Muchas veces me preguntaron por qué llevo orgullosa mi bandera a donde quiera que voy. Por qué «necesito mostrar» ese símbolo. Me dicen que -supuestamente- los heterosexuales no andan con «carteles», y tal vez sea verdad. Pero yo tampoco llevo un letrero diciendo que soy homosexual.
Mi bandera no es un cartel, es un recordatorio del mundo en el que crecí. Una sociedad que durante mucho tiempo nos encapsuló en un mundo heteronormado, donde las relaciones afectivas y sexuales debían ser entre hombre y mujer, sin matices ni colores.
Mi bandera es una lucha, que aún no termina. Porque todavía existen esos ojos monocromáticos que no entienden de libertad.
Mi bandera es un homenaje a quienes perdieron hasta la vida, para que hoy yo pueda besarme con mi pareja en la calle sin que me metan presa (al menos no de forma legal).
Mi bandera me acompaña para recordarte a vos, que también tenés derecho a sentirte igual de libre. Que no somos tan «minoría», como nos quisieron hacer creer durante mucho tiempo; porque lo que no se ve, no existe.
Mi bandera es un grito orgulloso, que demuestra que no tengo que andar escondiéndome por mis gustos, que son diferentes, y así, en definitiva igual que los de los demás.
Mi bandera no es un cartel, es un abrazo de lucha, porque todavía existen personas que no pueden hacerse de esa libertad. Por religiones que encarcelan, por sociedades que contaminan con estereotipos, por familias que en vez de amor inculcan miedo.
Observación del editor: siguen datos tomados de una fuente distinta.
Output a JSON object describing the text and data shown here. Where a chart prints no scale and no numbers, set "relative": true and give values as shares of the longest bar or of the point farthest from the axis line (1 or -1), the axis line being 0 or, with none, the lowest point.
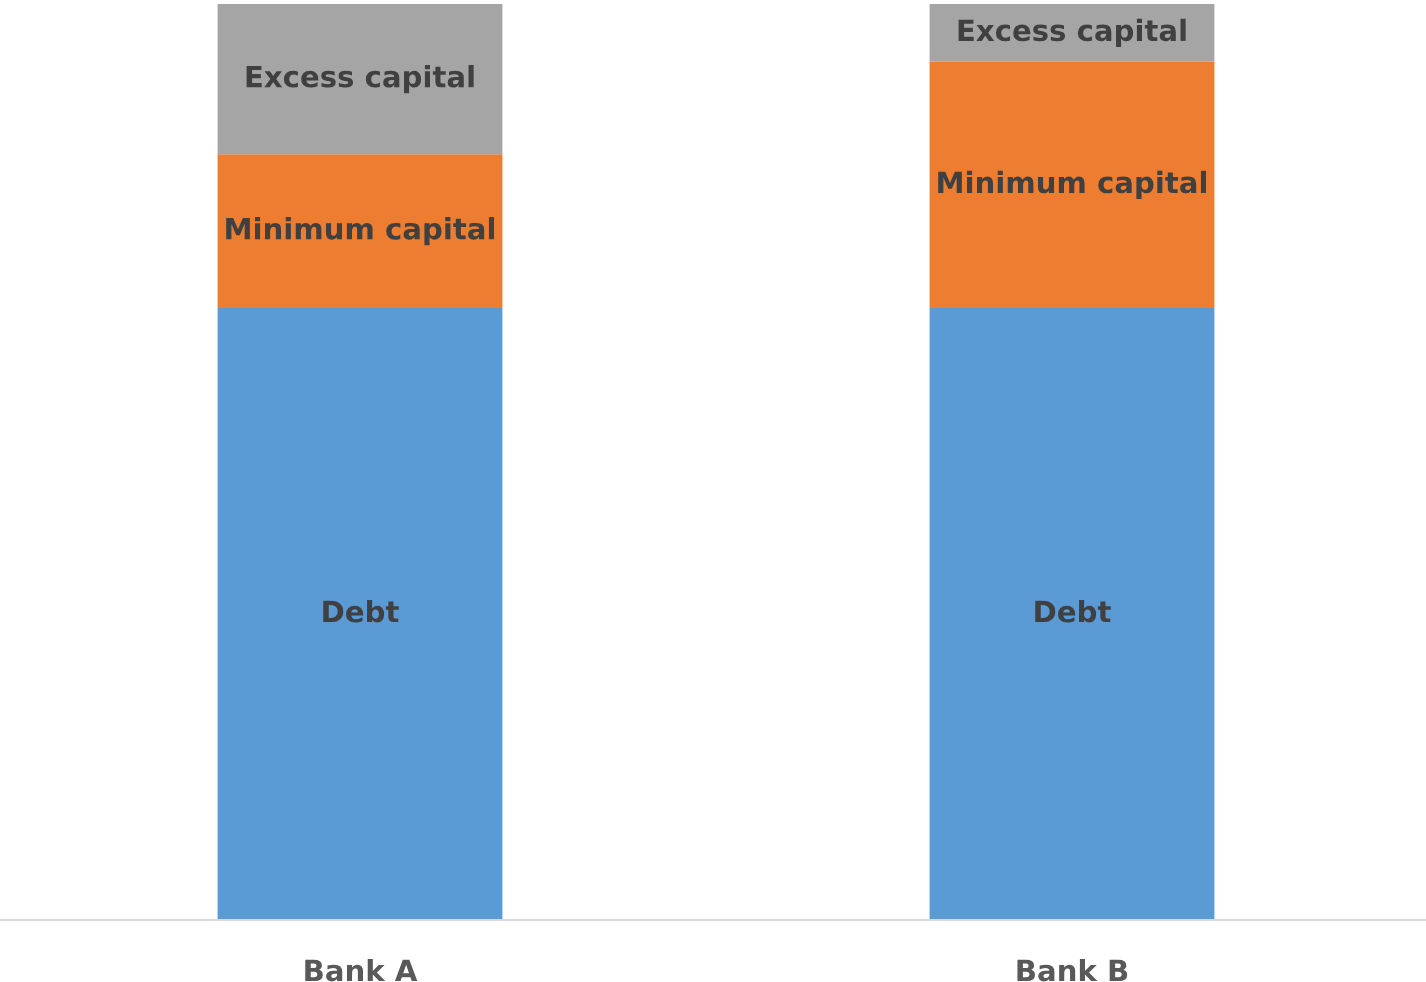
{
  "chart_data": {
    "type": "bar",
    "stacked": true,
    "relative": true,
    "categories": [
      "Bank A",
      "Bank B"
    ],
    "series": [
      {
        "name": "Debt",
        "color": "#5b9bd5",
        "values": [
          0.668,
          0.668
        ]
      },
      {
        "name": "Minimum capital",
        "color": "#ed7d31",
        "values": [
          0.168,
          0.269
        ]
      },
      {
        "name": "Excess capital",
        "color": "#a5a5a5",
        "values": [
          0.164,
          0.063
        ]
      }
    ],
    "legend": false,
    "grid": false
  }
}
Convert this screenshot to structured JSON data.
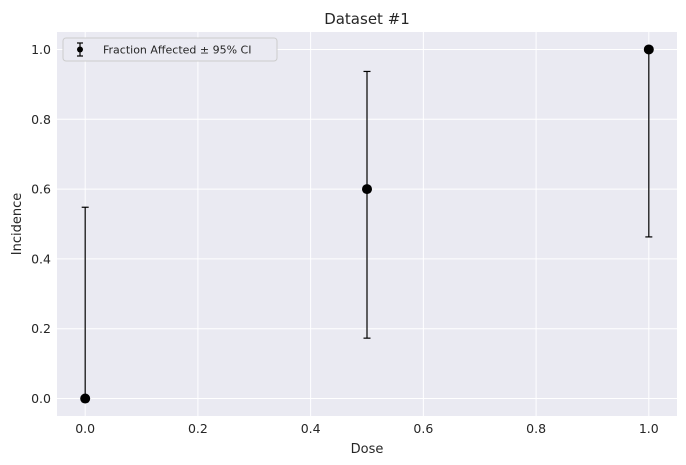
{
  "chart_data": {
    "type": "scatter",
    "title": "Dataset #1",
    "xlabel": "Dose",
    "ylabel": "Incidence",
    "xlim": [
      -0.05,
      1.05
    ],
    "ylim": [
      -0.05,
      1.05
    ],
    "xticks": [
      0.0,
      0.2,
      0.4,
      0.6,
      0.8,
      1.0
    ],
    "xtick_labels": [
      "0.0",
      "0.2",
      "0.4",
      "0.6",
      "0.8",
      "1.0"
    ],
    "yticks": [
      0.0,
      0.2,
      0.4,
      0.6,
      0.8,
      1.0
    ],
    "ytick_labels": [
      "0.0",
      "0.2",
      "0.4",
      "0.6",
      "0.8",
      "1.0"
    ],
    "grid": true,
    "legend_position": "top-left",
    "series": [
      {
        "name": "Fraction Affected ± 95% CI",
        "color": "#000000",
        "points": [
          {
            "x": 0.0,
            "y": 0.0,
            "ci_low": 0.0,
            "ci_high": 0.548
          },
          {
            "x": 0.5,
            "y": 0.6,
            "ci_low": 0.173,
            "ci_high": 0.937
          },
          {
            "x": 1.0,
            "y": 1.0,
            "ci_low": 0.463,
            "ci_high": 1.0
          }
        ]
      }
    ],
    "colors": {
      "plot_background": "#eaeaf2",
      "grid": "#ffffff",
      "marker": "#000000"
    }
  }
}
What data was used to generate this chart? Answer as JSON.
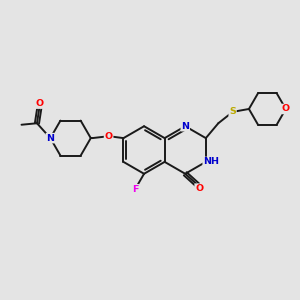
{
  "bg_color": "#e4e4e4",
  "bond_color": "#1a1a1a",
  "bond_width": 1.4,
  "atom_colors": {
    "O": "#ff0000",
    "N": "#0000cd",
    "F": "#ee00ee",
    "S": "#bbaa00",
    "H": "#008888",
    "C": "#1a1a1a"
  },
  "font_size": 6.8
}
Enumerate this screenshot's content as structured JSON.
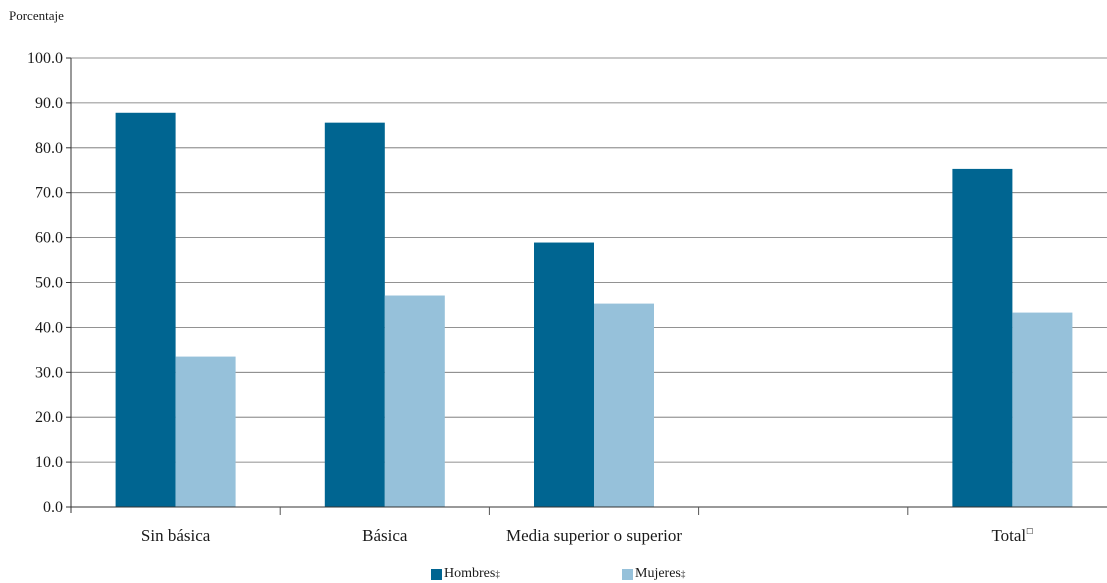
{
  "chart_data": {
    "type": "bar",
    "ylabel": "Porcentaje",
    "xlabel": "",
    "title": "",
    "ylim": [
      0,
      100
    ],
    "yticks": [
      "0.0",
      "10.0",
      "20.0",
      "30.0",
      "40.0",
      "50.0",
      "60.0",
      "70.0",
      "80.0",
      "90.0",
      "100.0"
    ],
    "categories": [
      "Sin básica",
      "Básica",
      "Media superior o superior",
      "",
      "Total"
    ],
    "category_marks": [
      "",
      "",
      "",
      "",
      "☐"
    ],
    "series": [
      {
        "name": "Hombres",
        "mark": "‡",
        "color": "#006591",
        "values": [
          87.8,
          85.6,
          58.9,
          null,
          75.3
        ]
      },
      {
        "name": "Mujeres",
        "mark": "‡",
        "color": "#96c1da",
        "values": [
          33.5,
          47.1,
          45.3,
          null,
          43.3
        ]
      }
    ],
    "grid": true,
    "legend_position": "bottom"
  }
}
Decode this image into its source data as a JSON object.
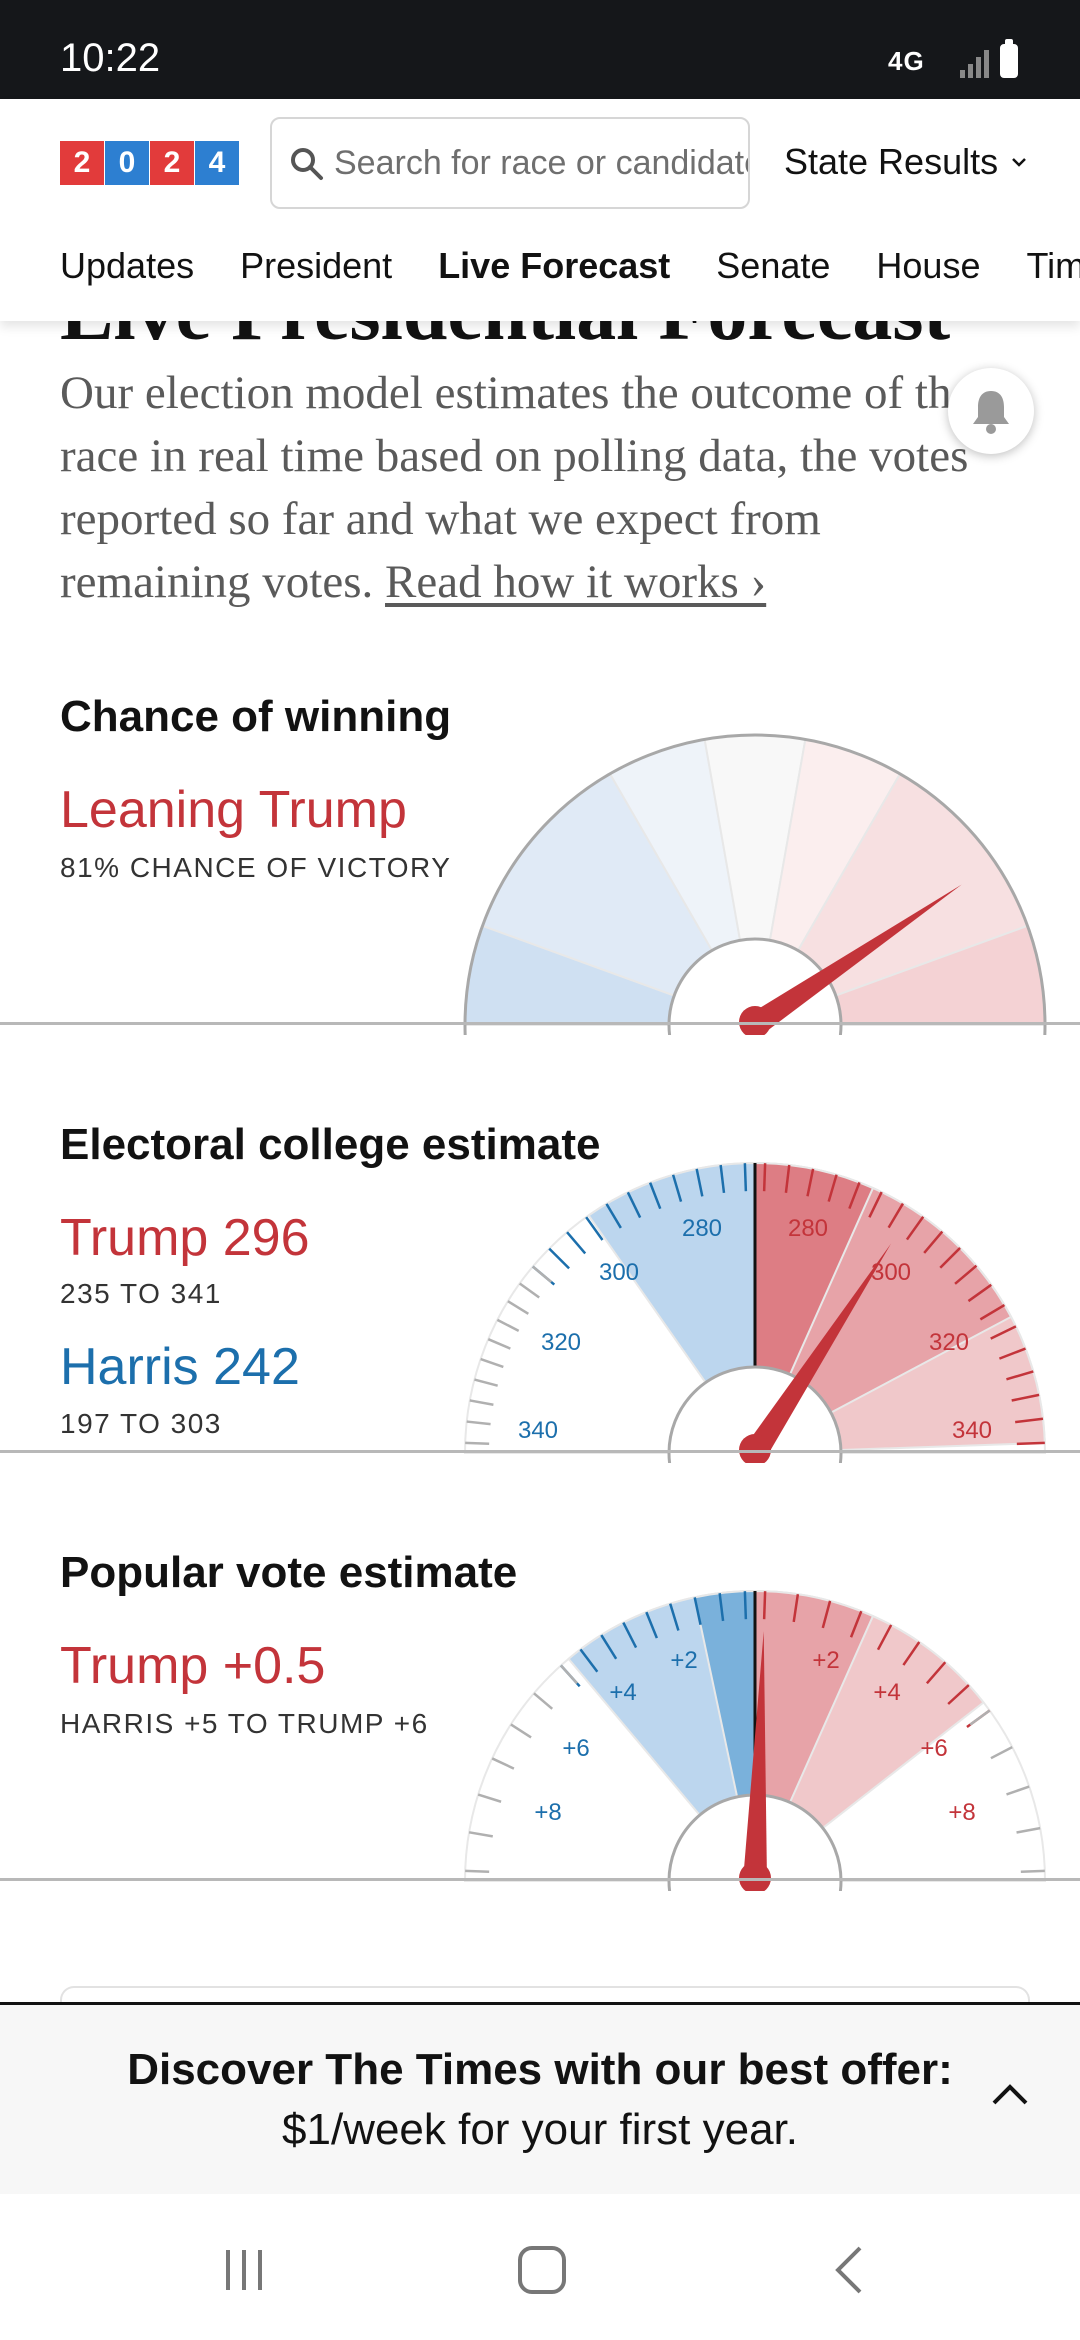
{
  "status_bar": {
    "time": "10:22",
    "network": "4G"
  },
  "header": {
    "logo_digits": [
      "2",
      "0",
      "2",
      "4"
    ],
    "search_placeholder": "Search for race or candidate",
    "state_results_label": "State Results",
    "tabs": [
      {
        "label": "Updates",
        "active": false
      },
      {
        "label": "President",
        "active": false
      },
      {
        "label": "Live Forecast",
        "active": true
      },
      {
        "label": "Senate",
        "active": false
      },
      {
        "label": "House",
        "active": false
      },
      {
        "label": "Tim",
        "active": false
      }
    ]
  },
  "page": {
    "title": "Live Presidential Forecast",
    "intro": "Our election model estimates the outcome of the race in real time based on polling data, the votes reported so far and what we expect from remaining votes.",
    "read_more": "Read how it works ›"
  },
  "chance": {
    "title": "Chance of winning",
    "leader": "Leaning Trump",
    "subtitle": "81% CHANCE OF VICTORY",
    "value": 81
  },
  "electoral": {
    "title": "Electoral college estimate",
    "trump_label": "Trump 296",
    "trump_range": "235 TO 341",
    "harris_label": "Harris 242",
    "harris_range": "197 TO 303",
    "tick_labels": [
      "280",
      "300",
      "320",
      "340"
    ],
    "trump_estimate": 296
  },
  "popular": {
    "title": "Popular vote estimate",
    "leader": "Trump +0.5",
    "range": "HARRIS +5 TO TRUMP +6",
    "tick_labels": [
      "+2",
      "+4",
      "+6",
      "+8"
    ],
    "trump_margin": 0.5
  },
  "promo": {
    "line1": "Discover The Times with our best offer:",
    "line2": "$1/week for your first year."
  },
  "colors": {
    "trump": "#c3343a",
    "harris": "#1c6fac"
  }
}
Mi bandera es un símbolo de esperanza, que sueña con un futuro en el que nadie tenga que preguntarse o analizar lo que su cuerpo siente. Si es amor, si es atracción, si es un cuerpo que no siente como tuyo cuándo te ves en el espejo; nada de eso debería ser un problema, ni un cuestionamiento. Los sentimientos no se analizan. Si viviéramos en colores, sería tan simple como eso. Poder vivir como te sentís. Identificarte en el género con el que te sientas mejor, o con ninguno. Besar sin condiciones a quién quiera retribuirte los labios.
Por esto llevo mi bandera, porque si el mundo hubiera sido más justo y menos hipócrita, estas luchas y mi bandera no tendrían que haber existido. Pero el mundo nunca fue ni lo uno ni lo otro, y en cada une de nosotres está el poder de cambiarlo.
Mi bandera no es un cartel, mi bandera es el orgullo de saberme fuera de un armario. Y ahora -como leí por ahí- que la mayoría conocen lo que es no poder salir de casa, deberían entender cuanto más duro es vivir «adentro de un closet».
Mi bandera no tengo que llevarla solo yo, porque esta lucha también es tuya. Con ella pedimos por una la libertad que debería ser para todo el mundo.
Por todo esto, es que nunca me desprendo de mi bandera. Y por esto también, hoy cuelga orgullosa en mi ventana.